Can you guess what really bugs employers about job boards? It’s when they get poor quality candidates for their job postings. Imagine that!
This is not an easy problem to solve (although if you listen to the advertising from some job boards and social recruiting services, you might think it is). Why is it hard?
- Definition: As mentioned above, the employer actually has to tell you, the vendor, what a quality candidate is. Sometimes that’s easier said than done
- Control: You can’t control who applies to the job. You can control – to an extent – where the job is promoted, and to whom.
- Honesty: You can’t make the candidate honest. Let’s face it – sometimes the candidate lies.

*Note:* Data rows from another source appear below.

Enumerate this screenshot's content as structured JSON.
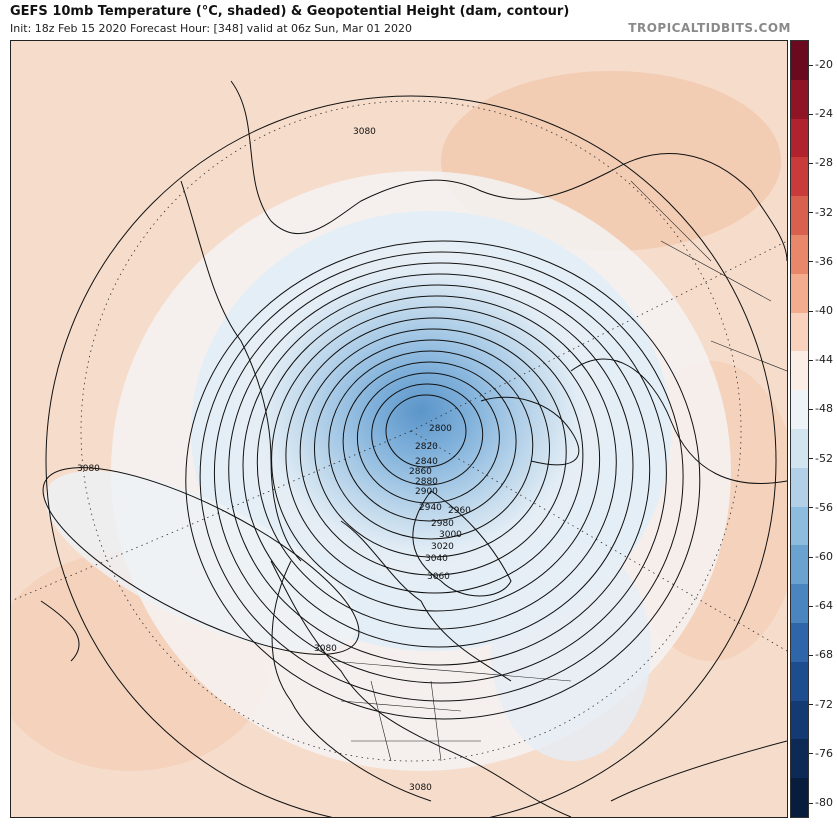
{
  "header": {
    "title": "GEFS 10mb Temperature (°C, shaded) & Geopotential Height (dam, contour)",
    "subtitle": "Init: 18z Feb 15 2020   Forecast Hour: [348]   valid at 06z Sun, Mar 01 2020",
    "watermark": "TROPICALTIDBITS.COM"
  },
  "colorbar": {
    "ticks": [
      "-20",
      "-24",
      "-28",
      "-32",
      "-36",
      "-40",
      "-44",
      "-48",
      "-52",
      "-56",
      "-60",
      "-64",
      "-68",
      "-72",
      "-76",
      "-80"
    ],
    "colors": [
      "#6b0a1e",
      "#8e1426",
      "#b0232e",
      "#c83b3a",
      "#d9604f",
      "#e88769",
      "#f3ad8e",
      "#f9d2bd",
      "#fbeee6",
      "#eef3f8",
      "#d3e4f1",
      "#b2d1e9",
      "#8ebcdf",
      "#6aa2d0",
      "#4a85bf",
      "#2e66a9",
      "#1d4d8f",
      "#143a73",
      "#0d2a57",
      "#081c3e"
    ]
  },
  "map": {
    "background_color": "#f6dccb",
    "vortex_colors": [
      "#fae4d6",
      "#f2f2f2",
      "#e1ecf5",
      "#c6dced",
      "#a3c7e5",
      "#7fb0da",
      "#5b95c9"
    ],
    "contour_labels": [
      {
        "text": "3080",
        "pos": "upper-left"
      },
      {
        "text": "3080",
        "pos": "left"
      },
      {
        "text": "3080",
        "pos": "lower-mid"
      },
      {
        "text": "3080",
        "pos": "bottom"
      },
      {
        "text": "2800",
        "pos": "core"
      },
      {
        "text": "2820",
        "pos": "c2"
      },
      {
        "text": "2840",
        "pos": "c3"
      },
      {
        "text": "2860",
        "pos": "c4"
      },
      {
        "text": "2880",
        "pos": "c5"
      },
      {
        "text": "2900",
        "pos": "c6"
      },
      {
        "text": "2940",
        "pos": "c7"
      },
      {
        "text": "2960",
        "pos": "c8"
      },
      {
        "text": "2980",
        "pos": "c9"
      },
      {
        "text": "3000",
        "pos": "c10"
      },
      {
        "text": "3020",
        "pos": "c11"
      },
      {
        "text": "3040",
        "pos": "c12"
      },
      {
        "text": "3060",
        "pos": "c13"
      }
    ]
  }
}
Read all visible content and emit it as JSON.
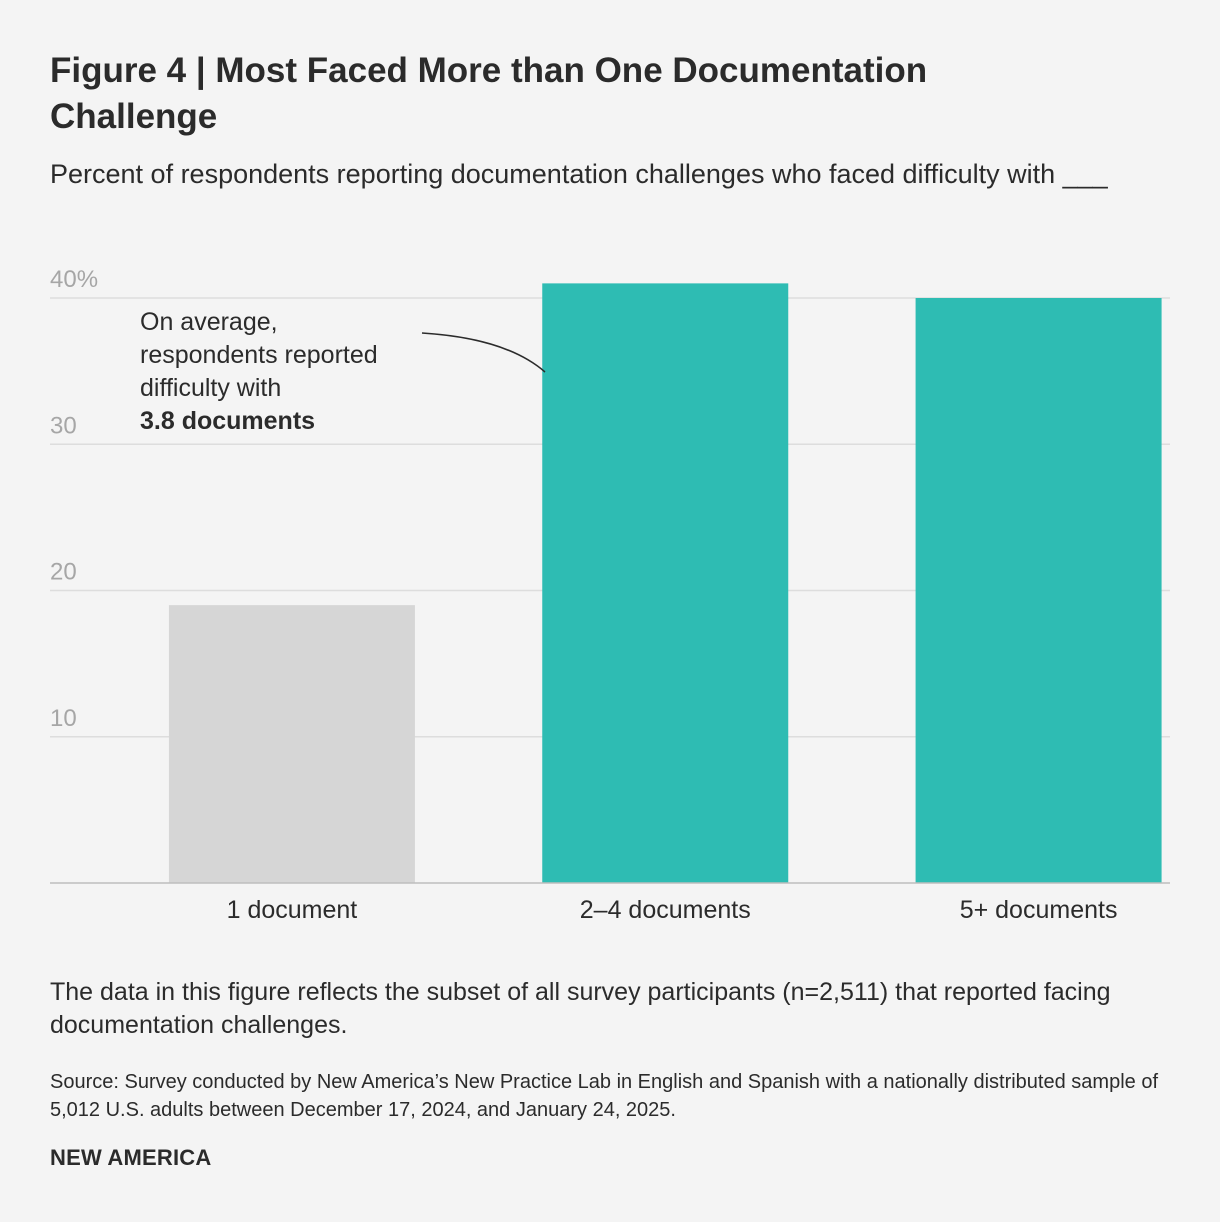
{
  "header": {
    "title": "Figure 4 | Most Faced More than One Documentation Challenge",
    "subtitle": "Percent of respondents reporting documentation challenges who faced difficulty with ___"
  },
  "chart_data": {
    "type": "bar",
    "categories": [
      "1 document",
      "2–4 documents",
      "5+ documents"
    ],
    "values": [
      19,
      41,
      40
    ],
    "unit": "%",
    "ylim": [
      0,
      40
    ],
    "yticks": [
      {
        "value": 10,
        "label": "10"
      },
      {
        "value": 20,
        "label": "20"
      },
      {
        "value": 30,
        "label": "30"
      },
      {
        "value": 40,
        "label": "40%"
      }
    ],
    "grid": true,
    "bar_colors": [
      "#d6d6d6",
      "#2ebcb3",
      "#2ebcb3"
    ],
    "annotation": {
      "lines": [
        "On average,",
        "respondents reported",
        "difficulty with"
      ],
      "emphasis": "3.8 documents"
    }
  },
  "footer": {
    "note": "The data in this figure reflects the subset of all survey participants (n=2,511) that reported facing documentation challenges.",
    "source": "Source: Survey conducted by New America’s New Practice Lab in English and Spanish with a nationally distributed sample of 5,012 U.S. adults between December 17, 2024, and January 24, 2025.",
    "brand": "NEW AMERICA"
  },
  "colors": {
    "background": "#f4f4f4",
    "text": "#2b2b2b",
    "gridline": "#dddddd",
    "axis": "#bdbdbd",
    "tick_label": "#a6a6a6",
    "accent": "#2ebcb3",
    "muted_bar": "#d6d6d6"
  }
}
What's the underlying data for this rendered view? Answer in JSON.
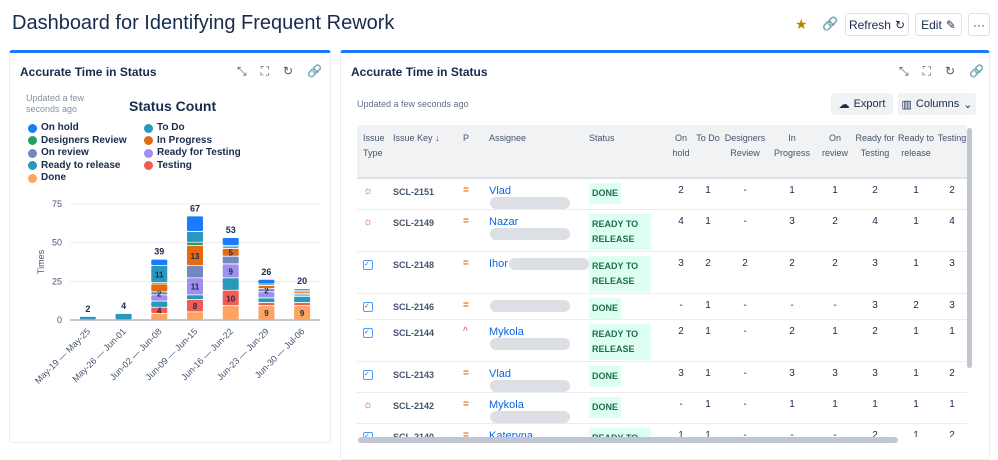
{
  "page": {
    "title": "Dashboard for Identifying Frequent Rework"
  },
  "toolbar": {
    "refresh": "Refresh",
    "edit": "Edit",
    "more": "···"
  },
  "left_panel": {
    "title": "Accurate Time in Status",
    "updated": "Updated a few seconds ago"
  },
  "right_panel": {
    "title": "Accurate Time in Status",
    "updated": "Updated a few seconds ago",
    "export": "Export",
    "columns": "Columns"
  },
  "chart_data": {
    "type": "bar",
    "stacked": true,
    "title": "Status Count",
    "ylabel": "Times",
    "ylim": [
      0,
      75
    ],
    "yticks": [
      0,
      25,
      50,
      75
    ],
    "grid": true,
    "legend_placement": "top",
    "categories": [
      "May-19 — May-25",
      "May-26 — Jun-01",
      "Jun-02 — Jun-08",
      "Jun-09 — Jun-15",
      "Jun-16 — Jun-22",
      "Jun-23 — Jun-29",
      "Jun-30 — Jul-06"
    ],
    "totals": [
      2,
      4,
      39,
      67,
      53,
      26,
      20
    ],
    "series": [
      {
        "name": "Done",
        "color": "#fea362",
        "values": [
          0,
          0,
          4,
          5,
          9,
          9,
          9
        ]
      },
      {
        "name": "Testing",
        "color": "#f15b50",
        "values": [
          0,
          0,
          4,
          8,
          10,
          2,
          2
        ]
      },
      {
        "name": "Ready to release",
        "color": "#2898bd",
        "values": [
          2,
          4,
          4,
          3,
          8,
          3,
          4
        ]
      },
      {
        "name": "Ready for Testing",
        "color": "#9f8fef",
        "values": [
          0,
          0,
          4,
          11,
          9,
          4,
          1
        ]
      },
      {
        "name": "On review",
        "color": "#7189c0",
        "values": [
          0,
          0,
          2,
          8,
          5,
          2,
          1
        ]
      },
      {
        "name": "In Progress",
        "color": "#e56910",
        "values": [
          0,
          0,
          5,
          13,
          5,
          2,
          1
        ]
      },
      {
        "name": "Designers Review",
        "color": "#22a06b",
        "values": [
          0,
          0,
          1,
          2,
          1,
          0,
          0
        ]
      },
      {
        "name": "To Do",
        "color": "#2898bd",
        "values": [
          0,
          0,
          11,
          7,
          1,
          1,
          1
        ]
      },
      {
        "name": "On hold",
        "color": "#1d7afc",
        "values": [
          0,
          0,
          4,
          10,
          5,
          3,
          1
        ]
      }
    ],
    "legend_order": [
      "On hold",
      "Designers Review",
      "On review",
      "Ready to release",
      "Done",
      "To Do",
      "In Progress",
      "Ready for Testing",
      "Testing"
    ],
    "data_labels": [
      [
        2,
        "Testing",
        4
      ],
      [
        2,
        "On review",
        2
      ],
      [
        2,
        "To Do",
        11
      ],
      [
        3,
        "Testing",
        8
      ],
      [
        3,
        "Ready for Testing",
        11
      ],
      [
        3,
        "In Progress",
        13
      ],
      [
        4,
        "Testing",
        10
      ],
      [
        4,
        "Ready for Testing",
        9
      ],
      [
        4,
        "In Progress",
        5
      ],
      [
        5,
        "Done",
        9
      ],
      [
        5,
        "On review",
        2
      ],
      [
        6,
        "Done",
        9
      ]
    ]
  },
  "table": {
    "headers": [
      "Issue Type",
      "Issue Key ↓",
      "P",
      "Assignee",
      "Status",
      "On hold",
      "To Do",
      "Designers Review",
      "In Progress",
      "On review",
      "Ready for Testing",
      "Ready to release",
      "Testing"
    ],
    "rows": [
      {
        "type": "bug",
        "key": "SCL-2151",
        "priority": "medium",
        "assignee": "Vlad",
        "status": "DONE",
        "v": [
          "2",
          "1",
          "-",
          "1",
          "1",
          "2",
          "1",
          "2"
        ]
      },
      {
        "type": "bug",
        "key": "SCL-2149",
        "priority": "medium",
        "assignee": "Nazar",
        "status": "READY TO RELEASE",
        "v": [
          "4",
          "1",
          "-",
          "3",
          "2",
          "4",
          "1",
          "4"
        ]
      },
      {
        "type": "task",
        "key": "SCL-2148",
        "priority": "medium",
        "assignee": "Ihor",
        "status": "READY TO RELEASE",
        "v": [
          "3",
          "2",
          "2",
          "2",
          "2",
          "3",
          "1",
          "3"
        ]
      },
      {
        "type": "task",
        "key": "SCL-2146",
        "priority": "medium",
        "assignee": "",
        "status": "DONE",
        "v": [
          "-",
          "1",
          "-",
          "-",
          "-",
          "3",
          "2",
          "3"
        ]
      },
      {
        "type": "task",
        "key": "SCL-2144",
        "priority": "high",
        "assignee": "Mykola",
        "status": "READY TO RELEASE",
        "v": [
          "2",
          "1",
          "-",
          "2",
          "1",
          "2",
          "1",
          "1"
        ]
      },
      {
        "type": "task",
        "key": "SCL-2143",
        "priority": "medium",
        "assignee": "Vlad",
        "status": "DONE",
        "v": [
          "3",
          "1",
          "-",
          "3",
          "3",
          "3",
          "1",
          "2"
        ]
      },
      {
        "type": "bug",
        "key": "SCL-2142",
        "priority": "medium",
        "assignee": "Mykola",
        "status": "DONE",
        "v": [
          "-",
          "1",
          "-",
          "1",
          "1",
          "1",
          "1",
          "1"
        ]
      },
      {
        "type": "task",
        "key": "SCL-2140",
        "priority": "medium",
        "assignee": "Kateryna",
        "status": "READY TO RELEASE",
        "v": [
          "1",
          "1",
          "-",
          "-",
          "-",
          "2",
          "1",
          "2"
        ]
      }
    ]
  }
}
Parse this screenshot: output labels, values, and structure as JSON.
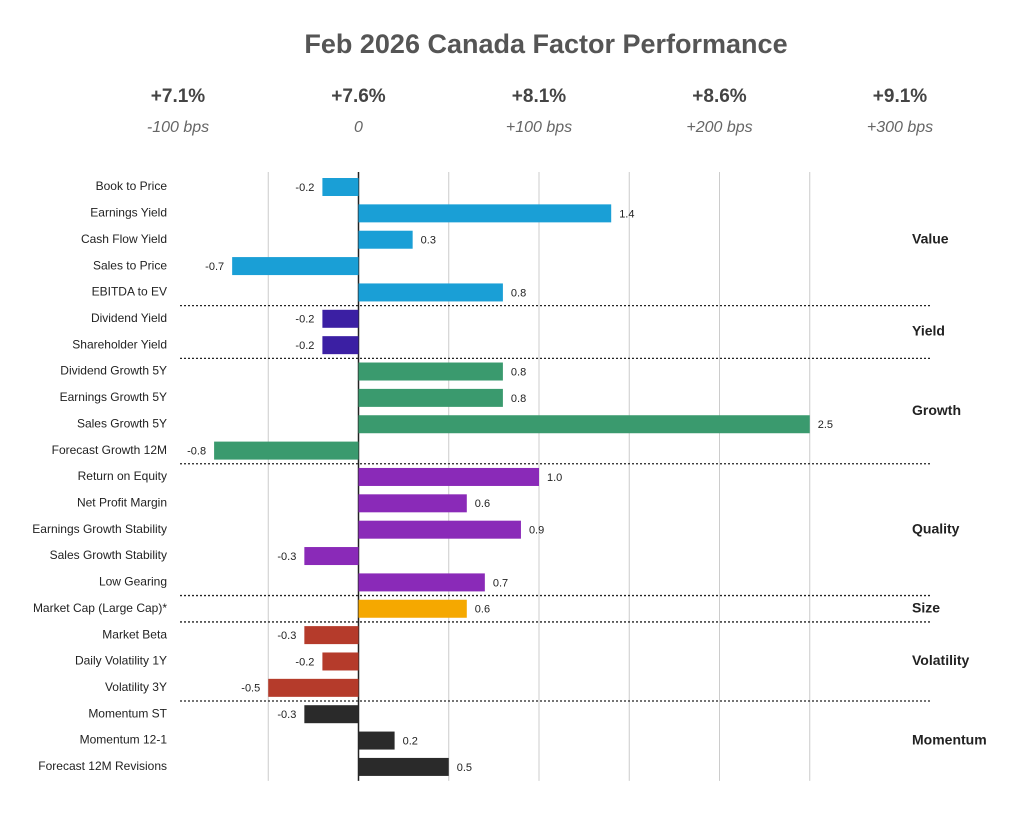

There is a relatively simple way to increase the number of qualified candidates that make it to the employer. It’s not a silver bullet – it won’t absolutely prevent an unqualified candidate from getting to them. But it improves the odds.
So what is it?
Screening questions. Ask the candidate something pertinent to the job, something that only a qualified candidate would know. Or ask them if they have a specific type of training or certification that only a qualified candidate would have. You get the picture. One to three questions should be enough to dramatically narrow the applicants down – to those that can correctly answer the questions, and are thus more qualified than those that can’t.
Well, if it’s this easy to improve candidate quality, why isn’t everyone doing it?
- Employer involvement: The ultimate judge of what constitutes a qualifying question is the employer. They must be involved. Often, that’s easier said than done.
- Technical issues: Some job boards and recruiting sites lack the capability to provide screening questions.
- Fear: Some employers (or their lawyers) worry about the legality of screening questions for certain jobs.
- Hypocrisy: Some employers don’t want to give up the quantity of applicants – even if some of them are unqualified. They want better candidates, and too many of them, too!
What can you do? I encourage you to explore this way of delivering higher quality candidates for your clients. It’s not the perfect solution, but it helps. And just think – if you retain just one or two clients a year because of this, it’s time and money well spent. Good luck!